As a bisexual female, I have never been apologetic about my identity. I have always been loud and confidently myself. Unfortunately, I found being myself could get me into trouble at Horace Mann.

I will never forget the day a male student in my grade approached me in the library. “Have you ever gone down on a girl?” Those were the first words he spoke to me. Speechless, I glanced up at him. I am always ready with a joke or a light-hearted comeback, but he managed to leave me at a loss for words. I looked at this classmate in disbelief. He spoke again, “Have you ever made out with [female queer friend]?”

I did not respond immediately and he asked his question again. Once he realized I was not going to give him the answers he wanted, he laughed and walked away. It was funny for him. I felt disgusted, unsafe, and uncomfortable. 

I was terrified to tell anyone about the encounter. I assumed he would get away with it. It wasn’t that I didn’t have teachers to confide in; I had plenty. However, many of the faculty members saw him as a “good kid.” I thought the school would probably make me sit in an office, forcing an apology out of him. And after that? He and his friends would probably shoot me dirty looks in the hallways. They would probably call me a homophobic slur over a text group chat. I was scared of what would happen to me. How would the rest of the school see me? When I told another classmate what happened, he looked at me and simply stated, “That’s just the way [boy’s name] is. Getting him in trouble his senior year could really negatively impact his college acceptances.” 

I never felt comfortable around either of them again. 

Although I acknowledge that the culture of Horace Mann is slowly changing and improving, too often during my time at Horace Mann, I felt that the voices of female-identifying persons, LGBTQ+ individuals, and people of color were suppressed. This culture was inescapable for me. In looking back at this moment, I regret putting his reputation before my own comfort. I regret never speaking up or reaching out to a faculty member. If I had heard of more people speaking up about behaviors like this, I would’ve felt more comfortable speaking out about my own experiences.

In college, I have found ways to avoid this discriminatory treatment as much as possible. It is easier to stay away from those who make you uncomfortable in a university of 7,000 undergraduate students. At Horace Mann, I interacted with everyone in my grade. I felt pressure to be polite to all my classmates, even the ones that treated me as lesser. This is not to say I haven’t experienced discriminatory treatment outside of Horace Mann or in college. My relationship with my freshman roommate degraded pretty quickly after I put a pride sticker on the wall in our room. I came back one night to hear her tell her parents on the phone that she “no longer felt safe in her own dorm room.” 
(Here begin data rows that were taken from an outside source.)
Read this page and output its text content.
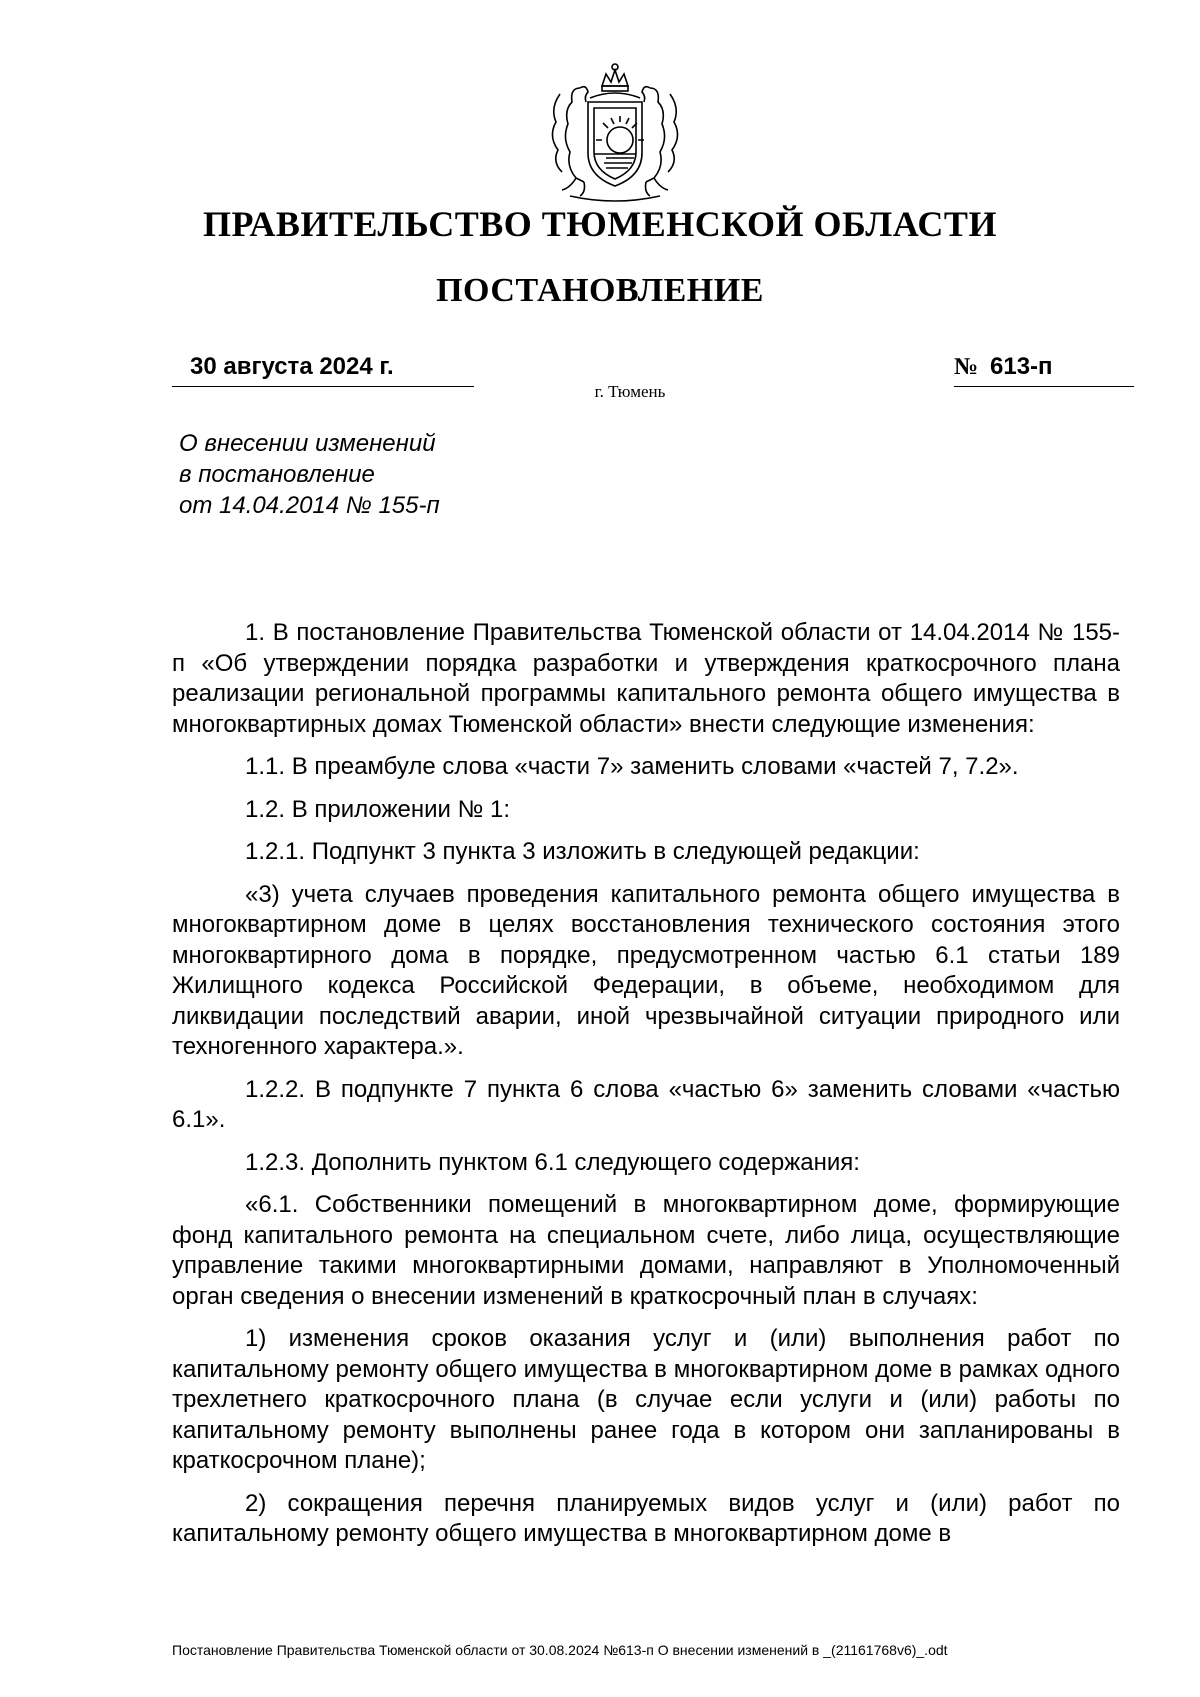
ПРАВИТЕЛЬСТВО ТЮМЕНСКОЙ ОБЛАСТИ
ПОСТАНОВЛЕНИЕ
30 августа 2024 г.	№ 613-п
г. Тюмень
О внесении изменений
в постановление
от 14.04.2014 № 155-п

1. В постановление Правительства Тюменской области от 14.04.2014 № 155-п «Об утверждении порядка разработки и утверждения краткосрочного плана реализации региональной программы капитального ремонта общего имущества в многоквартирных домах Тюменской области» внести следующие изменения:

1.1. В преамбуле слова «части 7» заменить словами «частей 7, 7.2».

1.2. В приложении № 1:

1.2.1. Подпункт 3 пункта 3 изложить в следующей редакции:

«3) учета случаев проведения капитального ремонта общего имущества в многоквартирном доме в целях восстановления технического состояния этого многоквартирного дома в порядке, предусмотренном частью 6.1 статьи 189 Жилищного кодекса Российской Федерации, в объеме, необходимом для ликвидации последствий аварии, иной чрезвычайной ситуации природного или техногенного характера.».

1.2.2. В подпункте 7 пункта 6 слова «частью 6» заменить словами «частью 6.1».

1.2.3. Дополнить пунктом 6.1 следующего содержания:

«6.1. Собственники помещений в многоквартирном доме, формирующие фонд капитального ремонта на специальном счете, либо лица, осуществляющие управление такими многоквартирными домами, направляют в Уполномоченный орган сведения о внесении изменений в краткосрочный план в случаях:

1) изменения сроков оказания услуг и (или) выполнения работ по капитальному ремонту общего имущества в многоквартирном доме в рамках одного трехлетнего краткосрочного плана (в случае если услуги и (или) работы по капитальному ремонту выполнены ранее года в котором они запланированы в краткосрочном плане);

2) сокращения перечня планируемых видов услуг и (или) работ по капитальному ремонту общего имущества в многоквартирном доме в

Постановление Правительства Тюменской области от 30.08.2024 №613-п О внесении изменений в _(21161768v6)_.odt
My negative experiences at Horace Mann did not ruin the education I received or negate my enjoyment of my time at the school. I will always be grateful for my amazing teachers. I will always appreciate the lasting friendships I formed. But I will never forget the disgusting comments I endured. Those moments from my high school experience illuminate the many levels of failure on the part of the Horace Mann community. They demonstrate the lack of acceptance within the community to educate students about sexual harassment. The school allowed a culture to persist in which I believed speaking out would present with more harm than good.

I think the main sentiment within the Horace Mann community tends to be one of tolerance rather than acceptance and mutual respect, specifically in regards to the LGBTQ+ community. Though people will ‘tolerate’ or ‘put up with’ LGBTQ+ students, I never felt that I was treated as an equal. The comments I received about my sexuality and my relationships were not of the same nature as those of ‘common high school culture.’

It is not a culture unique to Horace Mann, but it is one that needs to change.